Il faudra donc débourser 84,10 euros chaque mois, l'an prochain, pour son abonnement mensuel. La hausse des tarifs validée aujourd'hui est moins forte que prévue, grâce à l'aide de l'Etat. Mais pour les usagers, c'est encore bien trop cher vu la piètre qualité du service depuis la rentrée

Réactions politiques sur l’augmentation du passe Navigo

Il aura fallu des mois de tractations entre Valérie Pécresse, présidente d'IDF Mobilité, l'autorité gestionnaire des transports en commun de la région, et le gouvernement, pour aboutir à ces nouveaux tarifs. Un compromis, dont personne au final n'est vraiment satisfait. Chacun continue à rejeter la responsabilité de la hausse sur l'autre.

William saurin de Lagny-sur-Marne fermeture temporaire

Quand la hausse des coûts de l'énergie fait vaciller un géant de l'agroalimentaire. Le groupe Cofigéo, propriétaire notamment des marques Garbit et William Saurin va fermer temporairement la moitié de ses usines à partir de janvier. Parmi les sites concernés, celui de Lagny-sur-Marne où travaillent 200 personnes. 

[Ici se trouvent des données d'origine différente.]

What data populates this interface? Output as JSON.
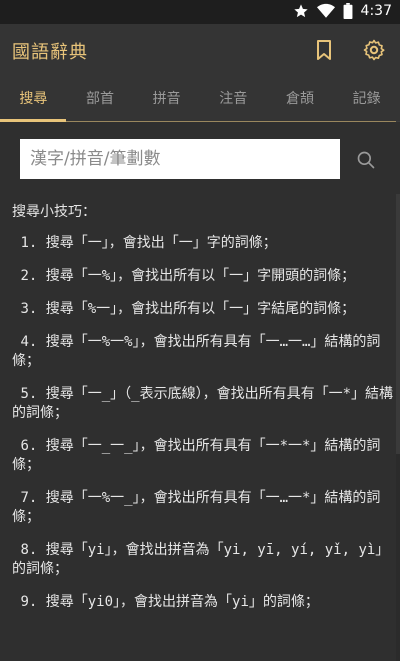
{
  "status_bar": {
    "time": "4:37"
  },
  "app": {
    "title": "國語辭典"
  },
  "tabs": [
    {
      "label": "搜尋",
      "active": true
    },
    {
      "label": "部首",
      "active": false
    },
    {
      "label": "拼音",
      "active": false
    },
    {
      "label": "注音",
      "active": false
    },
    {
      "label": "倉頡",
      "active": false
    },
    {
      "label": "記錄",
      "active": false
    }
  ],
  "search": {
    "placeholder": "漢字/拼音/筆劃數",
    "value": ""
  },
  "tips": {
    "heading": "搜尋小技巧：",
    "items": [
      " 1. 搜尋「一」，會找出「一」字的詞條；",
      " 2. 搜尋「一%」，會找出所有以「一」字開頭的詞條；",
      " 3. 搜尋「%一」，會找出所有以「一」字結尾的詞條；",
      " 4. 搜尋「一%一%」，會找出所有具有「一…一…」結構的詞條；",
      " 5. 搜尋「一_」（_表示底線），會找出所有具有「一*」結構的詞條；",
      " 6. 搜尋「一_一_」，會找出所有具有「一*一*」結構的詞條；",
      " 7. 搜尋「一%一_」，會找出所有具有「一…一*」結構的詞條；",
      " 8. 搜尋「yi」，會找出拼音為「yi, yī, yí, yǐ, yì」的詞條；",
      " 9. 搜尋「yi0」，會找出拼音為「yi」的詞條；"
    ]
  },
  "colors": {
    "accent": "#e8c47a",
    "background": "#2f2f2f",
    "appbar": "#343434"
  }
}
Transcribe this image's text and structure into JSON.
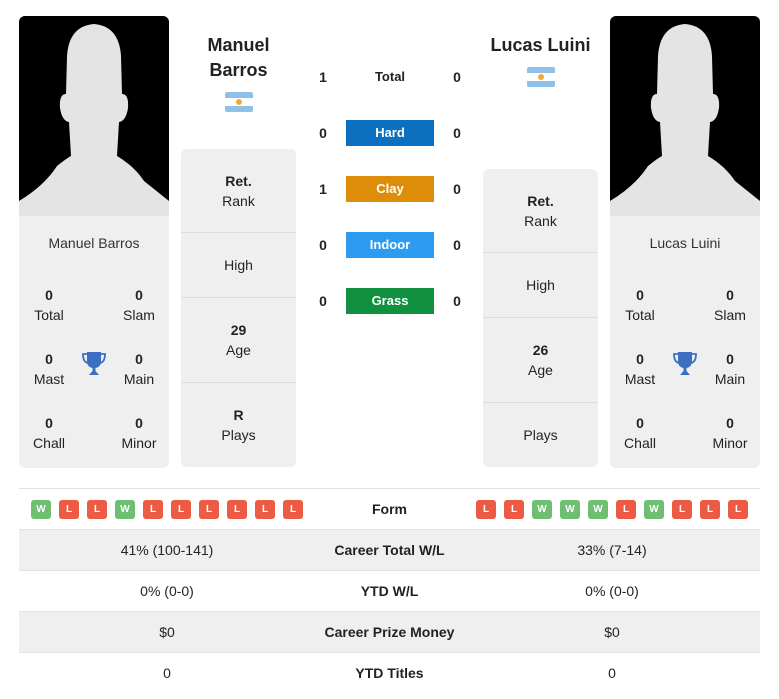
{
  "player1": {
    "name_line1": "Manuel",
    "name_line2": "Barros",
    "card_name": "Manuel Barros",
    "flag": "argentina-flag",
    "titles": {
      "total": {
        "value": "0",
        "label": "Total"
      },
      "slam": {
        "value": "0",
        "label": "Slam"
      },
      "mast": {
        "value": "0",
        "label": "Mast"
      },
      "main": {
        "value": "0",
        "label": "Main"
      },
      "chall": {
        "value": "0",
        "label": "Chall"
      },
      "minor": {
        "value": "0",
        "label": "Minor"
      }
    },
    "stats": {
      "rank": {
        "value": "Ret.",
        "label": "Rank"
      },
      "high": {
        "value": "",
        "label": "High"
      },
      "age": {
        "value": "29",
        "label": "Age"
      },
      "plays": {
        "value": "R",
        "label": "Plays"
      }
    }
  },
  "player2": {
    "name": "Lucas Luini",
    "card_name": "Lucas Luini",
    "flag": "argentina-flag",
    "titles": {
      "total": {
        "value": "0",
        "label": "Total"
      },
      "slam": {
        "value": "0",
        "label": "Slam"
      },
      "mast": {
        "value": "0",
        "label": "Mast"
      },
      "main": {
        "value": "0",
        "label": "Main"
      },
      "chall": {
        "value": "0",
        "label": "Chall"
      },
      "minor": {
        "value": "0",
        "label": "Minor"
      }
    },
    "stats": {
      "rank": {
        "value": "Ret.",
        "label": "Rank"
      },
      "high": {
        "value": "",
        "label": "High"
      },
      "age": {
        "value": "26",
        "label": "Age"
      },
      "plays": {
        "value": "",
        "label": "Plays"
      }
    }
  },
  "h2h": [
    {
      "label": "Total",
      "p1": "1",
      "p2": "0",
      "color": ""
    },
    {
      "label": "Hard",
      "p1": "0",
      "p2": "0",
      "color": "#0c6fc0"
    },
    {
      "label": "Clay",
      "p1": "1",
      "p2": "0",
      "color": "#dd8d0a"
    },
    {
      "label": "Indoor",
      "p1": "0",
      "p2": "0",
      "color": "#2d9bf0"
    },
    {
      "label": "Grass",
      "p1": "0",
      "p2": "0",
      "color": "#119140"
    }
  ],
  "comparison": {
    "form_label": "Form",
    "p1_form": [
      "W",
      "L",
      "L",
      "W",
      "L",
      "L",
      "L",
      "L",
      "L",
      "L"
    ],
    "p2_form": [
      "L",
      "L",
      "W",
      "W",
      "W",
      "L",
      "W",
      "L",
      "L",
      "L"
    ],
    "rows": [
      {
        "label": "Career Total W/L",
        "p1": "41% (100-141)",
        "p2": "33% (7-14)"
      },
      {
        "label": "YTD W/L",
        "p1": "0% (0-0)",
        "p2": "0% (0-0)"
      },
      {
        "label": "Career Prize Money",
        "p1": "$0",
        "p2": "$0"
      },
      {
        "label": "YTD Titles",
        "p1": "0",
        "p2": "0"
      }
    ]
  },
  "colors": {
    "win": "#6fbf73",
    "loss": "#ec5c45",
    "trophy": "#3a6fc2"
  }
}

Groupe électrogène entreprise

Par crainte des délestages, les professionnels se ruent sur les groupes électrogènes. La plupart des fournisseurs est en rupture de stock, ils ont aussi dû embaucher des personnes, afin de répondre à la forte demande. Mais les groupes électrogènes sont très polluants. Beaucoup fonctionnent au fioul ou au gazole.

Jugement affaire Jean-Christophe Lagarde

Jean-Christophe Lagarde condamné à 10 mois de prison avec sursis. L'ancien député de Seine-Saint-Denis était poursuivi pour avoir fourni un emploi fictif d'assistante parlementaire à sa belle-mère. Jugeant qu'il avait "manqué au devoir d'exemplarité d'un élu", le tribunal l'a également condamné à 2 ans d'inéligibilité. Sa belle-mère et lui devront par ailleurs payer près de 75.000 euros de dommages et intérêts à l'Assemblée nationale.